Unnamed: 0,name,genres,bundle_id
0,Nioh 2 – The Complete Edition,"Action, RPG",-1
1,Rise of the Ronin,"Action, Adventure, RPG",-1
2,NINJA GAIDEN 2 Black,"Action, Adventure",-1
3,The Surge,"Action, RPG",-3
4,The Surge 2,"Action, RPG",-3


In [5]:
df["genres"] = df["genres"].str.strip().str.split(", ")
df

Unnamed: 0,name,genres,bundle_id
0,Nioh 2 – The Complete Edition,"[Action, RPG]",-1
1,Rise of the Ronin,"[Action, Adventure, RPG]",-1
2,NINJA GAIDEN 2 Black,"[Action, Adventure]",-1
3,The Surge,"[Action, RPG]",-3
4,The Surge 2,"[Action, RPG]",-3
...,...,...,...
11678,Inscryption,"[Adventure, Indie, Strategy]",-2876
11679,Pony Island,[Indie],-2876
11680,The Hex,[Indie],-2876
11681,Inscryption,"[Adventure, Indie, Strategy]",-2877


In [None]:
# df.to_csv("new_bundle.csv", index=False)

In [9]:
import plotly.express as px

## genres

In [36]:
genres = df["genres"].sum()

fig = px.histogram(genres, nbins=100)
fig.update_layout(
    xaxis={
        "categoryorder": "total descending"
    },
    title="Games by Genre<br><sup>Items may include no genre (e.g. music) or multiple genres</sup>",
    xaxis_title="Genre",
    yaxis_title="Number of Items",
    showlegend=False
)
fig.show()

## Genre-less Soundtracks

In [49]:
df[df["genres"].apply(lambda x: "" in x)]

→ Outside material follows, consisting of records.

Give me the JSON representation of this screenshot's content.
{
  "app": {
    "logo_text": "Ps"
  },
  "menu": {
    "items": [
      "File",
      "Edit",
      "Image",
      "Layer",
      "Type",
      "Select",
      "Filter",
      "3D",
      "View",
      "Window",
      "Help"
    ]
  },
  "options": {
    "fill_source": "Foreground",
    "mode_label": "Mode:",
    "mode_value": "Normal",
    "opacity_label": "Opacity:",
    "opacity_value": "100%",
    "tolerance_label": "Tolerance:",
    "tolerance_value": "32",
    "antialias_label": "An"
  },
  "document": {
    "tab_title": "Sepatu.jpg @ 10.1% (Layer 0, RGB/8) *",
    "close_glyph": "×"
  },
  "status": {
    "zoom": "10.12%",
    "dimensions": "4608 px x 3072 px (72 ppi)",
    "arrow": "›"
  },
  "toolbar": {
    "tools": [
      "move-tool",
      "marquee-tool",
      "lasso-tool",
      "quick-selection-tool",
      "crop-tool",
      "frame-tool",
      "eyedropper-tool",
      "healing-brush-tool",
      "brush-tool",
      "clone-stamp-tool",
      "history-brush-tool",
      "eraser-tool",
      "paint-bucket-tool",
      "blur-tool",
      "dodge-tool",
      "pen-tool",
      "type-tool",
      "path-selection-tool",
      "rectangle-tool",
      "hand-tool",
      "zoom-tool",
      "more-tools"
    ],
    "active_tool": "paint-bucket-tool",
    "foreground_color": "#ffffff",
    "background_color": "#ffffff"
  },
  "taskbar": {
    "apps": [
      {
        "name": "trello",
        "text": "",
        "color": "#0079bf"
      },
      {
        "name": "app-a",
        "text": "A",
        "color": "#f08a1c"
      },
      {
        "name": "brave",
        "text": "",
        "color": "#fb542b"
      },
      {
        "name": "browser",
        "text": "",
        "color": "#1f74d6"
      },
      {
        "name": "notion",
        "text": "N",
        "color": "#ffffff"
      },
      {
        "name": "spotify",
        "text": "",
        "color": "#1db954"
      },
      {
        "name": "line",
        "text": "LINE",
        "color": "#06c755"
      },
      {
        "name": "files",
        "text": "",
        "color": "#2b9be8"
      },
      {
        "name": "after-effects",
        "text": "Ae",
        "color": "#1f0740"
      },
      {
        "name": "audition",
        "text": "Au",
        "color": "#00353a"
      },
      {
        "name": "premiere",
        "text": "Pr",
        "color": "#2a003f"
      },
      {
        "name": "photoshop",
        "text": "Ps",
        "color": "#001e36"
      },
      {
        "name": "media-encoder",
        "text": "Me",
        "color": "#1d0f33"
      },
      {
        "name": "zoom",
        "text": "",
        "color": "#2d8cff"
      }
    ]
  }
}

Unnamed: 0,name,genres,bundle_id
984,Sniper Ghost Warrior Contracts 2 Soundtrack,[],-56
1129,ELEX II Soundtrack,[],-90
1142,ELEX II Soundtrack,[],-93
1174,Valheim Soundtrack,[],-106
1191,ARK: Survival Evolved Original Soundtrack,[],-112
...,...,...,...
11599,Return of the Obra Dinn - Soundtrack,[],-2852
11649,Darkest Dungeon® II: The Soundtrack,[],-2866
11655,Darkest Dungeon® II: The Soundtrack,[],-2869
11667,Darkest Dungeon® II: The Soundtrack,[],-2870


## Distribution of Items per Bundle

In [68]:
item_df = df.copy()
item_df["genres"] = item_df["genres"].apply(lambda x: [] if "" in x else x)
num_item_genres = item_df["genres"].apply(len).value_counts() * 100 / item_df.shape[0]

fig = px.bar(num_item_genres)
fig.update_layout(
    title="Genres per Item",
    xaxis=dict(
        title="Number of Genres",
        tickmode="linear"
    ),
    yaxis_title = f"% of items",
    showlegend=False
)
fig.show()